To trust and use your data effectively, you need to ensure data integrity through standardized collection, validation, and diagnostics across all platforms. Segment’s Protocols does all of the above automatically so that you can ensure data integrity with minimal manual effort. Your customers are always connected, and your data should be, too.
Our annual look at how attitudes, preferences, and experiences with personalization have evolved over the past year.
A business with data integrity captures first-party customer information from multiple sources, standardizes and validates it for accuracy, then combines it into one secure record.
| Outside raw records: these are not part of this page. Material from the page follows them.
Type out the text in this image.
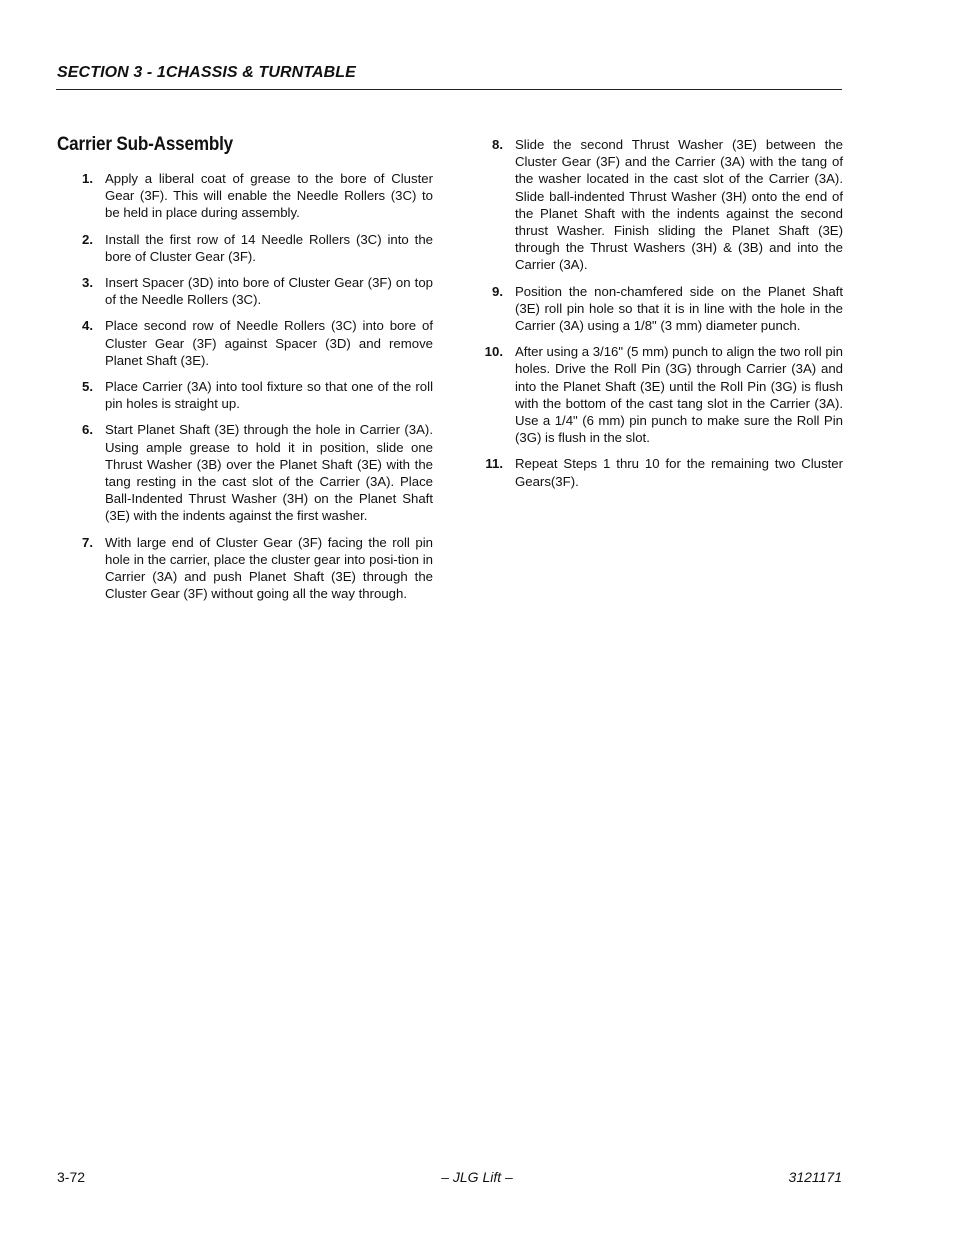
SECTION 3 - 1CHASSIS & TURNTABLE
Carrier Sub-Assembly
1. Apply a liberal coat of grease to the bore of Cluster Gear (3F). This will enable the Needle Rollers (3C) to be held in place during assembly.
2. Install the first row of 14 Needle Rollers (3C) into the bore of Cluster Gear (3F).
3. Insert Spacer (3D) into bore of Cluster Gear (3F) on top of the Needle Rollers (3C).
4. Place second row of Needle Rollers (3C) into bore of Cluster Gear (3F) against Spacer (3D) and remove Planet Shaft (3E).
5. Place Carrier (3A) into tool fixture so that one of the roll pin holes is straight up.
6. Start Planet Shaft (3E) through the hole in Carrier (3A). Using ample grease to hold it in position, slide one Thrust Washer (3B) over the Planet Shaft (3E) with the tang resting in the cast slot of the Carrier (3A). Place Ball-Indented Thrust Washer (3H) on the Planet Shaft (3E) with the indents against the first washer.
7. With large end of Cluster Gear (3F) facing the roll pin hole in the carrier, place the cluster gear into posi-tion in Carrier (3A) and push Planet Shaft (3E) through the Cluster Gear (3F) without going all the way through.
8. Slide the second Thrust Washer (3E) between the Cluster Gear (3F) and the Carrier (3A) with the tang of the washer located in the cast slot of the Carrier (3A). Slide ball-indented Thrust Washer (3H) onto the end of the Planet Shaft with the indents against the second thrust Washer. Finish sliding the Planet Shaft (3E) through the Thrust Washers (3H) & (3B) and into the Carrier (3A).
9. Position the non-chamfered side on the Planet Shaft (3E) roll pin hole so that it is in line with the hole in the Carrier (3A) using a 1/8" (3 mm) diameter punch.
10. After using a 3/16" (5 mm) punch to align the two roll pin holes. Drive the Roll Pin (3G) through Carrier (3A) and into the Planet Shaft (3E) until the Roll Pin (3G) is flush with the bottom of the cast tang slot in the Carrier (3A). Use a 1/4" (6 mm) pin punch to make sure the Roll Pin (3G) is flush in the slot.
11. Repeat Steps 1 thru 10 for the remaining two Cluster Gears(3F).
3-72	– JLG Lift –	3121171
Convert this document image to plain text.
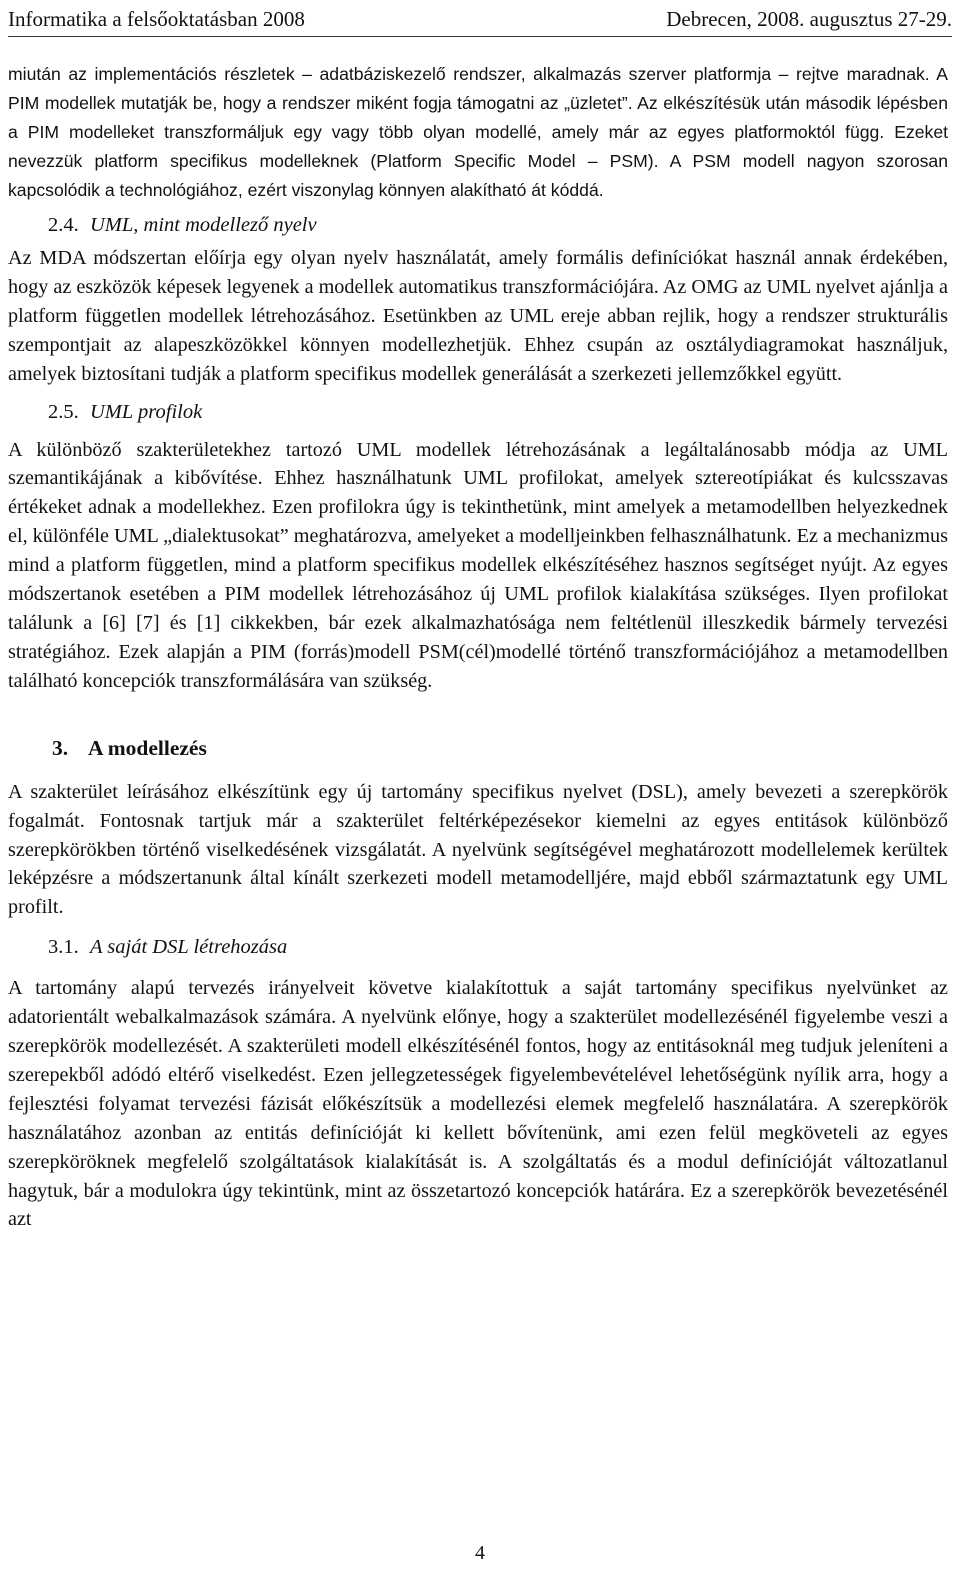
Informatika a felsőoktatásban 2008	Debrecen, 2008. augusztus 27-29.

miután az implementációs részletek – adatbáziskezelő rendszer, alkalmazás szerver platformja – rejtve maradnak. A PIM modellek mutatják be, hogy a rendszer miként fogja támogatni az „üzletet”. Az elkészítésük után második lépésben a PIM modelleket transzformáljuk egy vagy több olyan modellé, amely már az egyes platformoktól függ. Ezeket nevezzük platform specifikus modelleknek (Platform Specific Model – PSM). A PSM modell nagyon szorosan kapcsolódik a technológiához, ezért viszonylag könnyen alakítható át kóddá.

2.4. UML, mint modellező nyelv

Az MDA módszertan előírja egy olyan nyelv használatát, amely formális definíciókat használ annak érdekében, hogy az eszközök képesek legyenek a modellek automatikus transzformációjára. Az OMG az UML nyelvet ajánlja a platform független modellek létrehozásához. Esetünkben az UML ereje abban rejlik, hogy a rendszer strukturális szempontjait az alapeszközökkel könnyen modellezhetjük. Ehhez csupán az osztálydiagramokat használjuk, amelyek biztosítani tudják a platform specifikus modellek generálását a szerkezeti jellemzőkkel együtt.

2.5. UML profilok

A különböző szakterületekhez tartozó UML modellek létrehozásának a legáltalánosabb módja az UML szemantikájának a kibővítése. Ehhez használhatunk UML profilokat, amelyek sztereotípiákat és kulcsszavas értékeket adnak a modellekhez. Ezen profilokra úgy is tekinthetünk, mint amelyek a metamodellben helyezkednek el, különféle UML „dialektusokat” meghatározva, amelyeket a modelljeinkben felhasználhatunk. Ez a mechanizmus mind a platform független, mind a platform specifikus modellek elkészítéséhez hasznos segítséget nyújt. Az egyes módszertanok esetében a PIM modellek létrehozásához új UML profilok kialakítása szükséges. Ilyen profilokat találunk a [6] [7] és [1] cikkekben, bár ezek alkalmazhatósága nem feltétlenül illeszkedik bármely tervezési stratégiához. Ezek alapján a PIM (forrás)modell PSM(cél)modellé történő transzformációjához a metamodellben található koncepciók transzformálására van szükség.

3. A modellezés

A szakterület leírásához elkészítünk egy új tartomány specifikus nyelvet (DSL), amely bevezeti a szerepkörök fogalmát. Fontosnak tartjuk már a szakterület feltérképezésekor kiemelni az egyes entitások különböző szerepkörökben történő viselkedésének vizsgálatát. A nyelvünk segítségével meghatározott modellelemek kerültek leképzésre a módszertanunk által kínált szerkezeti modell metamodelljére, majd ebből származtatunk egy UML profilt.

3.1. A saját DSL létrehozása

A tartomány alapú tervezés irányelveit követve kialakítottuk a saját tartomány specifikus nyelvünket az adatorientált webalkalmazások számára. A nyelvünk előnye, hogy a szakterület modellezésénél figyelembe veszi a szerepkörök modellezését. A szakterületi modell elkészítésénél fontos, hogy az entitásoknál meg tudjuk jeleníteni a szerepekből adódó eltérő viselkedést. Ezen jellegzetességek figyelembevételével lehetőségünk nyílik arra, hogy a fejlesztési folyamat tervezési fázisát előkészítsük a modellezési elemek megfelelő használatára. A szerepkörök használatához azonban az entitás definícióját ki kellett bővítenünk, ami ezen felül megköveteli az egyes szerepköröknek megfelelő szolgáltatások kialakítását is. A szolgáltatás és a modul definícióját változatlanul hagytuk, bár a modulokra úgy tekintünk, mint az összetartozó koncepciók határára. Ez a szerepkörök bevezetésénél azt

4
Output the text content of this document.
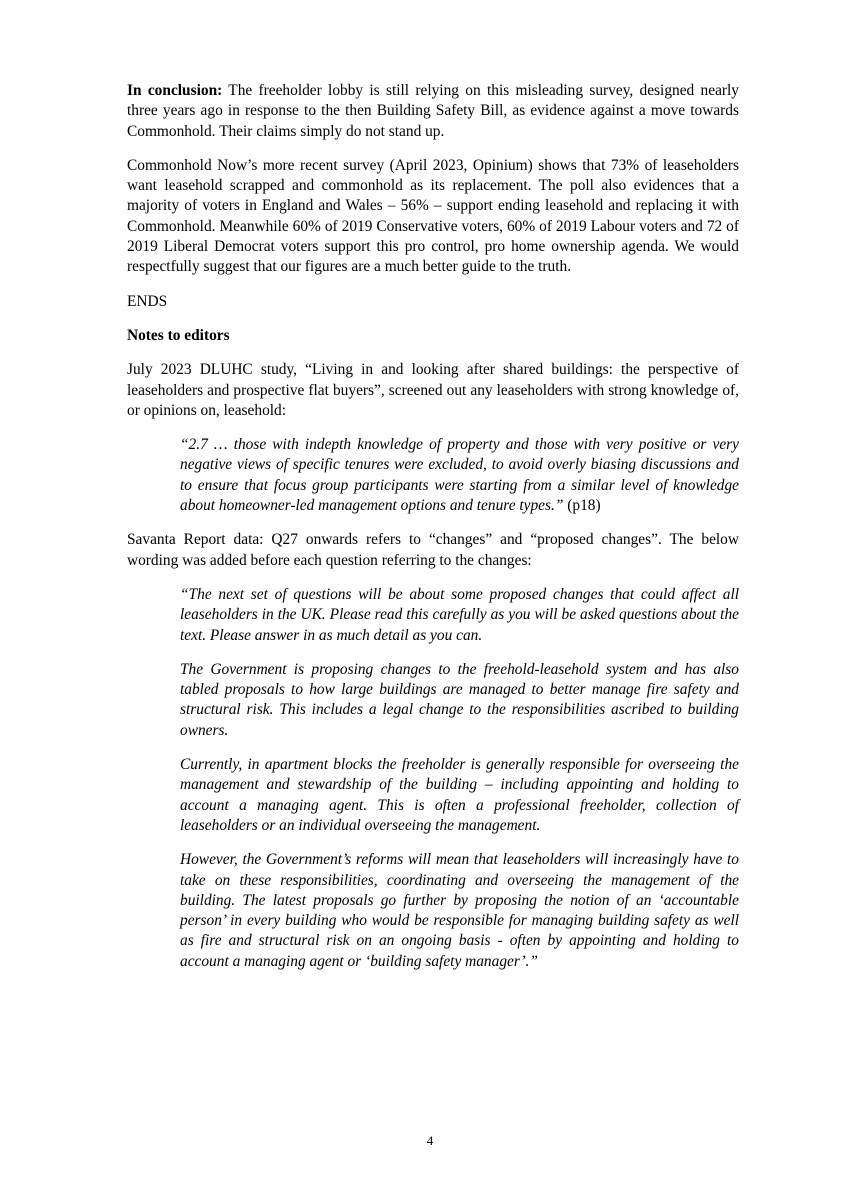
In conclusion: The freeholder lobby is still relying on this misleading survey, designed nearly three years ago in response to the then Building Safety Bill, as evidence against a move towards Commonhold. Their claims simply do not stand up.

Commonhold Now’s more recent survey (April 2023, Opinium) shows that 73% of leaseholders want leasehold scrapped and commonhold as its replacement. The poll also evidences that a majority of voters in England and Wales – 56% – support ending leasehold and replacing it with Commonhold. Meanwhile 60% of 2019 Conservative voters, 60% of 2019 Labour voters and 72 of 2019 Liberal Democrat voters support this pro control, pro home ownership agenda. We would respectfully suggest that our figures are a much better guide to the truth.

ENDS

Notes to editors

July 2023 DLUHC study, “Living in and looking after shared buildings: the perspective of leaseholders and prospective flat buyers”, screened out any leaseholders with strong knowledge of, or opinions on, leasehold:

“2.7 … those with indepth knowledge of property and those with very positive or very negative views of specific tenures were excluded, to avoid overly biasing discussions and to ensure that focus group participants were starting from a similar level of knowledge about homeowner-led management options and tenure types.” (p18)

Savanta Report data: Q27 onwards refers to “changes” and “proposed changes”. The below wording was added before each question referring to the changes:

“The next set of questions will be about some proposed changes that could affect all leaseholders in the UK. Please read this carefully as you will be asked questions about the text. Please answer in as much detail as you can.

The Government is proposing changes to the freehold-leasehold system and has also tabled proposals to how large buildings are managed to better manage fire safety and structural risk. This includes a legal change to the responsibilities ascribed to building owners.

Currently, in apartment blocks the freeholder is generally responsible for overseeing the management and stewardship of the building – including appointing and holding to account a managing agent. This is often a professional freeholder, collection of leaseholders or an individual overseeing the management.

However, the Government’s reforms will mean that leaseholders will increasingly have to take on these responsibilities, coordinating and overseeing the management of the building. The latest proposals go further by proposing the notion of an ‘accountable person’ in every building who would be responsible for managing building safety as well as fire and structural risk on an ongoing basis - often by appointing and holding to account a managing agent or ‘building safety manager’.”

4
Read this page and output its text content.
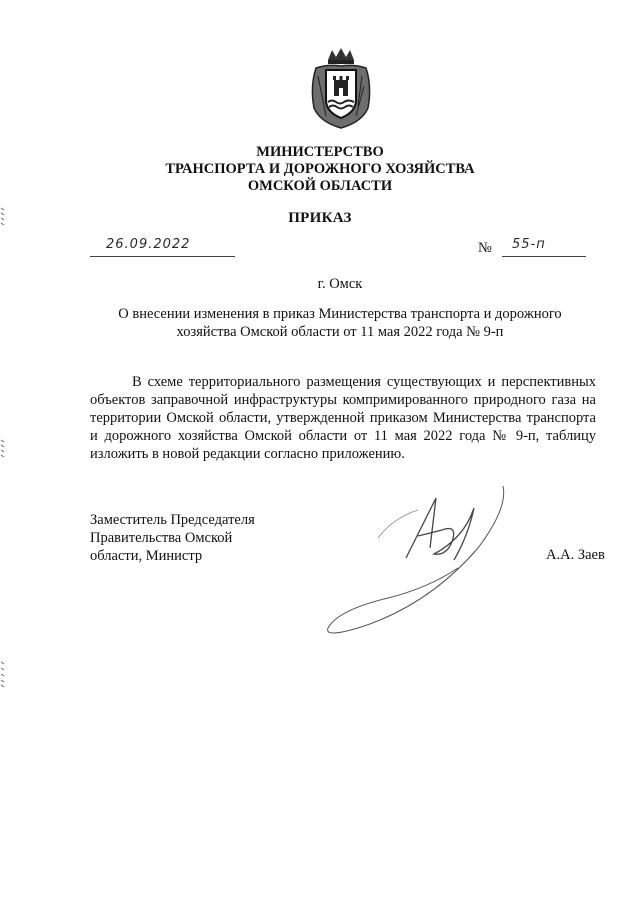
МИНИСТЕРСТВО
ТРАНСПОРТА И ДОРОЖНОГО ХОЗЯЙСТВА
ОМСКОЙ ОБЛАСТИ
ПРИКАЗ
26.09.2022	№ 55-п
г. Омск
О внесении изменения в приказ Министерства транспорта и дорожного хозяйства Омской области от 11 мая 2022 года № 9-п
В схеме территориального размещения существующих и перспективных объектов заправочной инфраструктуры компримированного природного газа на территории Омской области, утвержденной приказом Министерства транспорта и дорожного хозяйства Омской области от 11 мая 2022 года № 9-п, таблицу изложить в новой редакции согласно приложению.
Заместитель Председателя
Правительства Омской
области, Министр	А.А. Заев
Conversely, a business with poor data integrity stores or uses corrupted data to drive business decisions.
Imagine a customer service rep creates a duplicate record for an existing customer. You can ensure data integrity by running a data validation process or an internal audit that combines the duplicate record with the original.
Data integrity saves time for engineers and analysts. It also saves money by preventing lousy business decisions or misguided marketing plans.